HMS NEW ZEALAND
(MP152). Frank Watson Wood (1862-1953). Watercolour, signed and dated (LR) 1928; and annotated (LL) HMS NEW ZEALAND.
Limited edition worldwide: 25 copies
Standard size: 14 x 9.5ins (36 x 24cms) approx.
Price band (mounted/matted): £130-155
NEW ZEALAND, one of the Indefatigable Class of battle cruisers, was laid down on 20th June 1910 at Fairfields’ yard on the Clyde and was completed in November 1912 (RMS TITANIC had gone down some 6 months earlier to put dates into perspective). Of her 2 sisters, HMS INDEFATIGABLE had completed 18 months earlier and HMAS AUSTRALIA was not to enter service until the summer of 1913. The class were basically just stretched versions of the earlier Invincibles with the same main armament except that the 12 inch guns were of 50 calibre as opposed to 45 calibre in the earlier class. The Dominion of New Zealand was proud to pay the bill for “their” ship but unlike the Australians - who had also paid for their ship - the New Zealanders were keen for the battle cruiser to serve with the Royal Navy from her commissioning. The Australians, however, wanted to keep their ship for their own defence - although once war broke out in Europe AUSTRALIA, too, was quickly put at the disposal of the Royal Navy.

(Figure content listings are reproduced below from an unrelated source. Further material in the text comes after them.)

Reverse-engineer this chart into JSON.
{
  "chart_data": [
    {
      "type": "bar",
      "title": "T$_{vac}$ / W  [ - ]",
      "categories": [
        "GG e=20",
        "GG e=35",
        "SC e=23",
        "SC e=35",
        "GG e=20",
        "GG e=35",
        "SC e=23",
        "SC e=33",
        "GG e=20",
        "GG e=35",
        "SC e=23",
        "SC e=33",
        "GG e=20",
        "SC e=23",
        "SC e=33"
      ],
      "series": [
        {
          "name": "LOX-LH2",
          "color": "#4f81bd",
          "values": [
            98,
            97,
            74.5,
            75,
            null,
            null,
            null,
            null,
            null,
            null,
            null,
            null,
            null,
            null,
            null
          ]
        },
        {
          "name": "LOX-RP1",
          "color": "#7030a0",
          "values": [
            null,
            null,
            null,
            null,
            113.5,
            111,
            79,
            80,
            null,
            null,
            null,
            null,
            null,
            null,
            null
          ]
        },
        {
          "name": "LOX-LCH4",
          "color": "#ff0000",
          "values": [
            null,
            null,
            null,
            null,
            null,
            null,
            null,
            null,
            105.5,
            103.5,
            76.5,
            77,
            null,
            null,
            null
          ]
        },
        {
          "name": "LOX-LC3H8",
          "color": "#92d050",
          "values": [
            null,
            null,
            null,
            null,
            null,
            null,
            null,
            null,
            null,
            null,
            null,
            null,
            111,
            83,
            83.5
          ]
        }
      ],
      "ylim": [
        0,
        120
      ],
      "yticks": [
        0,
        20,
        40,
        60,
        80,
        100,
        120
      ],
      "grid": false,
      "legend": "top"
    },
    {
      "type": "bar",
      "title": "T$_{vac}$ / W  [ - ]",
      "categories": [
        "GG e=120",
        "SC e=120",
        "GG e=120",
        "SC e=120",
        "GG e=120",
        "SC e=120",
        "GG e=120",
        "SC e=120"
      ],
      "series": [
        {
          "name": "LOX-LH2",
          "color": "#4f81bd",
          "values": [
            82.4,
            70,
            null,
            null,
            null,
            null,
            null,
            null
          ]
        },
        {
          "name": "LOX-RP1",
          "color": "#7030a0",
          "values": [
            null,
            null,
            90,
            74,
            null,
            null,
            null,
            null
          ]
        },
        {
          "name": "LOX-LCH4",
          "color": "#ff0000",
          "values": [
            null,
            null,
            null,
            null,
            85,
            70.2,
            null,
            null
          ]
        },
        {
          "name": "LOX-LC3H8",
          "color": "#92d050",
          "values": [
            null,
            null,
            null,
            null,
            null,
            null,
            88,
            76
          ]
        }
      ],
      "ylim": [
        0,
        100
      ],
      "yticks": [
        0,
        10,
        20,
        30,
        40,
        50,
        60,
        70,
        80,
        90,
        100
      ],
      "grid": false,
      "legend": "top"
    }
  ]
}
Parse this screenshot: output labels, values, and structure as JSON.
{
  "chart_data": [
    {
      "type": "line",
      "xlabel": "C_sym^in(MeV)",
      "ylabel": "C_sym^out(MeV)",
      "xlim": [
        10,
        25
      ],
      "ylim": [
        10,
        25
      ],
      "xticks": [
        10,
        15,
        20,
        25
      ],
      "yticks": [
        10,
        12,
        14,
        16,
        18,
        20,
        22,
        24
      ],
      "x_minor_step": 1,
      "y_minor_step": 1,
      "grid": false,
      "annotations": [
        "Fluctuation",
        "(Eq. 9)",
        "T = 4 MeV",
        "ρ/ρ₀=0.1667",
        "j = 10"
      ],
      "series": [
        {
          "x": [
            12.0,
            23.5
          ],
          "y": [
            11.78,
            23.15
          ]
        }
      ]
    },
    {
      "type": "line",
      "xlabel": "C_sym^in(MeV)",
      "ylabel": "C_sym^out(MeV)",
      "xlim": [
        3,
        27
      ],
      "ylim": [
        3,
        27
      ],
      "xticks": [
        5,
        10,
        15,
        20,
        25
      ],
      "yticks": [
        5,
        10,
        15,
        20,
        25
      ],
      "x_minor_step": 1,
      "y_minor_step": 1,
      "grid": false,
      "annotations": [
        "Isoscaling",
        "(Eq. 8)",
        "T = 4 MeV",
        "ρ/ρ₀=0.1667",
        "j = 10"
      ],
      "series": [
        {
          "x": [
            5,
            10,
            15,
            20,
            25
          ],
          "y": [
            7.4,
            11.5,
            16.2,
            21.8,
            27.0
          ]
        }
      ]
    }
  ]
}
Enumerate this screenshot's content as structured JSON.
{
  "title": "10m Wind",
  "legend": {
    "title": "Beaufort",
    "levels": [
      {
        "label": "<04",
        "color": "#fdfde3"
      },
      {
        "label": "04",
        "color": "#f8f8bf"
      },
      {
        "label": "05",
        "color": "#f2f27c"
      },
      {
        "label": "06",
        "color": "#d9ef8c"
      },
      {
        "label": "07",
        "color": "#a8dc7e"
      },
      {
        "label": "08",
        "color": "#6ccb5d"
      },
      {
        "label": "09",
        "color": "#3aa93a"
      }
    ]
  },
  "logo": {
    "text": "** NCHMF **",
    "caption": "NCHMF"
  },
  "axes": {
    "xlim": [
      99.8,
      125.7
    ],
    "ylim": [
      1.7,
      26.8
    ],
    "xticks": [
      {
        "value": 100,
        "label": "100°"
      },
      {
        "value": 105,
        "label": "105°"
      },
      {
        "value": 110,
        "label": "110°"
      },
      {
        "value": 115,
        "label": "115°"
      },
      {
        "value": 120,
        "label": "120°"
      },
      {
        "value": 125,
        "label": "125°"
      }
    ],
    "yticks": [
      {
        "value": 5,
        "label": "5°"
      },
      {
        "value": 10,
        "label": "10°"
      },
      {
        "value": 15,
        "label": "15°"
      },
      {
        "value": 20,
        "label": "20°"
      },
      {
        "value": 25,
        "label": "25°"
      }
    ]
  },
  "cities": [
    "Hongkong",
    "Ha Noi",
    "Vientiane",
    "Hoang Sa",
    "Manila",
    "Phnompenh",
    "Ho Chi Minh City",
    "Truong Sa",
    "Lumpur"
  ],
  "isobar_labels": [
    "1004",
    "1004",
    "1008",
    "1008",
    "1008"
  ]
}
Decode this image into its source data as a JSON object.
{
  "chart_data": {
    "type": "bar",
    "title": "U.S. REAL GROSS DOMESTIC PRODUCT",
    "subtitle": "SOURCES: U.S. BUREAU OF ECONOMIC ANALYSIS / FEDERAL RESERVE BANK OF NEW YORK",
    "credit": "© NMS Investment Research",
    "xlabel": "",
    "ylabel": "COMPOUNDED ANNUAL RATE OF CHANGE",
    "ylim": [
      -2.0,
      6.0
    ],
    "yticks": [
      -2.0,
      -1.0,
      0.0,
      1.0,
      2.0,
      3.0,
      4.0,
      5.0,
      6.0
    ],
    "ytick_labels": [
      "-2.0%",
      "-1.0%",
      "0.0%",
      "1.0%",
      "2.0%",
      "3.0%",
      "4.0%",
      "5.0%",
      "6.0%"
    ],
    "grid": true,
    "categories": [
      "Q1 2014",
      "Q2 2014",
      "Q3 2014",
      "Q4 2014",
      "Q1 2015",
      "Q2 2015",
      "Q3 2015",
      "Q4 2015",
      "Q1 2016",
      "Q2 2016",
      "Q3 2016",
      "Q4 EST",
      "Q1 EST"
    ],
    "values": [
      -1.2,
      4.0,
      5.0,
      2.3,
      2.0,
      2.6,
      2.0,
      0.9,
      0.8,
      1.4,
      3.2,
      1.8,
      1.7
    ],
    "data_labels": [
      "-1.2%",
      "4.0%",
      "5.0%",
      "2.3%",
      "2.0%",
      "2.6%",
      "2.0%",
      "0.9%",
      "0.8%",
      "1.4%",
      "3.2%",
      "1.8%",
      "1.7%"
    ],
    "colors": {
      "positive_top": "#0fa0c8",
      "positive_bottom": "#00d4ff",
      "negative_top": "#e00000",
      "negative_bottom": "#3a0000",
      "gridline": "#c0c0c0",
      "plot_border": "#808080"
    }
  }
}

HMS NEW ZEALAND served with distinction throughout the Great War and achieved, it seemed, a certain immunity from damage in action: this was put down to the grass skirt worn by her captain when in action, a skirt presented by the Maoris from her home country! In 1919 she carried Admiral of the Fleet Lord Jellicoe on his fact finding tour of the Dominions but was targeted by the Washington Treaty and was taken out of service for disposal on 10th December1922 and was broken up in Rosyth, Scotland - an all too short life.